Le deroghe al principio del concorso pubblico sono considerate legittime solo se sono funzionali al buon andamento dell'amministrazione e in caso di peculiari e straordinarie esigenze di interesse pubblico.

L'attivazione delle procedure riservate agli interni, congiuntamente alla mancata effettuazione dei concorsi per i candidati esterni, determina la violazione del comma 1-bis dell'art. 52 del d.lgs. 165/2001 (per il personale interno, riserva di posti non superiore al 50 per cento di quelli messi a concorso).
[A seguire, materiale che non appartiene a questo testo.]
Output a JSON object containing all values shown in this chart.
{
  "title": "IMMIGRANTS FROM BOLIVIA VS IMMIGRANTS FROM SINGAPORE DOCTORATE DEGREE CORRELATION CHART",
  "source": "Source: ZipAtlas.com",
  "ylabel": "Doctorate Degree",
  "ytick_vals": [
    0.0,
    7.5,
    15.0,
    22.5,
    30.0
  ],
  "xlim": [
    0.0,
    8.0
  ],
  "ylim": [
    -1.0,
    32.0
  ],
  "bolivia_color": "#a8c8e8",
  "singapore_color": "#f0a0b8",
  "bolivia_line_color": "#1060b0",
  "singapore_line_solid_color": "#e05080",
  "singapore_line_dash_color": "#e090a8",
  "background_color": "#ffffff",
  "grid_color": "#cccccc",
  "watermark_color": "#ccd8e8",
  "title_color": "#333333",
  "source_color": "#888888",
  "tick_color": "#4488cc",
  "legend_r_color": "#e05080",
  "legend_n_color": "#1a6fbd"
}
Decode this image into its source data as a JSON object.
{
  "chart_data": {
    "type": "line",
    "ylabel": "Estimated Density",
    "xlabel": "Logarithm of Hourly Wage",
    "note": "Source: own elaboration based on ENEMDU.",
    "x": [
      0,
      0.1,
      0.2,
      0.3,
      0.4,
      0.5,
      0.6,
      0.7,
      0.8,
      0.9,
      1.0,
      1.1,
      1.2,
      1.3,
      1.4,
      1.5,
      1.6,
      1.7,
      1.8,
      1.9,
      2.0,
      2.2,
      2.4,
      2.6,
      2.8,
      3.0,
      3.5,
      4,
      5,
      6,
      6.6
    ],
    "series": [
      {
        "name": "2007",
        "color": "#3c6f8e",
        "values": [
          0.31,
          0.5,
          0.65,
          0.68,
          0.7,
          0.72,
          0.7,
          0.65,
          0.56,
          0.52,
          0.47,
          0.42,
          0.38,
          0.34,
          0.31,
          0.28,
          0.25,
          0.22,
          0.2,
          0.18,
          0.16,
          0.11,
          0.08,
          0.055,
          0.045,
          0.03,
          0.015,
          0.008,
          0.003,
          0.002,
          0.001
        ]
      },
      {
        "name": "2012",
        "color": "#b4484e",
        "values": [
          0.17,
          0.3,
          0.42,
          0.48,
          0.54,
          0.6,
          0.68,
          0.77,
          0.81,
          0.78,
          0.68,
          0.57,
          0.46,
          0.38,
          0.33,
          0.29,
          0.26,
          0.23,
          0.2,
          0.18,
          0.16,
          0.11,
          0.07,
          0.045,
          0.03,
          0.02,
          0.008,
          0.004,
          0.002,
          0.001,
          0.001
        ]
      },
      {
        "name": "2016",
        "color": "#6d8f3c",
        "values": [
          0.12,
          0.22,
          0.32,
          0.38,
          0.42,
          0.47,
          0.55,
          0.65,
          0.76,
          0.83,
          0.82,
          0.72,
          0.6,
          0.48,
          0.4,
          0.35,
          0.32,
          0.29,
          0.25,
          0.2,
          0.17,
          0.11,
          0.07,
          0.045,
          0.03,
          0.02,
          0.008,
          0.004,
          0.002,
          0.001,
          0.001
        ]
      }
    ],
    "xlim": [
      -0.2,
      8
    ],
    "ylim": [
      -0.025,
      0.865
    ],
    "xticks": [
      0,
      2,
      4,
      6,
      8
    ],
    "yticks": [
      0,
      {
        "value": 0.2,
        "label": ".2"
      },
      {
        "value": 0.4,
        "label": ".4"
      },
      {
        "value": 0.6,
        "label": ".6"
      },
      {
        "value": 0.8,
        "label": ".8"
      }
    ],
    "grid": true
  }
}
Il criterio della “compensazione” globale tra tutto il personale della quota del cinquanta per cento dei posti riservata al personale interno lede infine il principio del buon andamento dell'amministrazione, dato che questo tipo di calcolo indifferenziato potrebbe determinare una riserva dei posti per i profili professionali più rilevanti a favore del personale interno e un'indizione di concorsi indirizzati a candidati esterni solo per le qualifiche e mansioni inferiori.


Dichiarazione:


Dichiara l'illegittimità costituzionale dell'articolo 5, comma 5-ter, della l.r. autonoma Trentino-Alto Adige/Südtirol 3/2000, aggiunto dall'art. 4, comma 1, lettera b), della l.r. 4/2011; dichiara cessata la materia del contendere relativamente alla questione di legittimità costituzionale dell'art. 4, comma 1, lettera a), della medesima l.r. 4/2011.